Allez, je vais me faire des ennemis, mais il me faut parler. Certes, je connais la règle, un magicien ne doit jamais révéler ses secrets, mais d’abord je ne suis pas magicien, ensuite je n’aime pas les règles.
Tout le monde le sait, pour lancer le marteau à plus de soixante mètres, il faut se lever tôt et faire des pompes, beaucoup ; pour arriver à jouer le concerto n°1 de Rachmaninov, il faut se lever tôt et faire des gammes, encore et encore ; pour faire disparaître un foulard ou apparaître une colombe, il faut se lever tôt et répéter l’exercice, souvent.
Eh bien qu’on se le dise, pour écrire quelque chose qui ressemble à du Ponge, du Gary ou du Beckett, c’est pareil, il faut se lever tôt et raturer beaucoup et souvent.

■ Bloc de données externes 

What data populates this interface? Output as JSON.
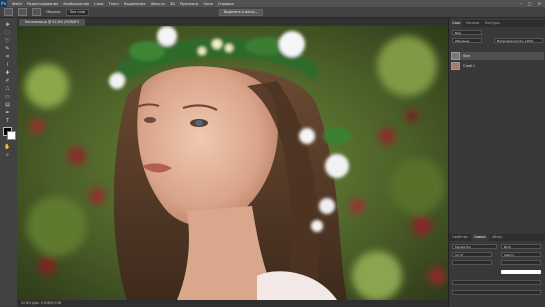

Désolé, cette révélation risque de désacraliser la littérature et la désenchanter. Je crois que l’écrivain est d’abord un artisan (génial le cas échéant, ce qui en fait un artiste) et que la magie de l’œuvre suppose moins la crédulité que la connivence.
Ah, une dernière révélation. Malheureusement, il ne suffit pas de se lever tôt pour lancer le marteau à soixante mètres. C’est nécessaire mais non suffisant, comme disait madame Lambert en troisième, salle B12.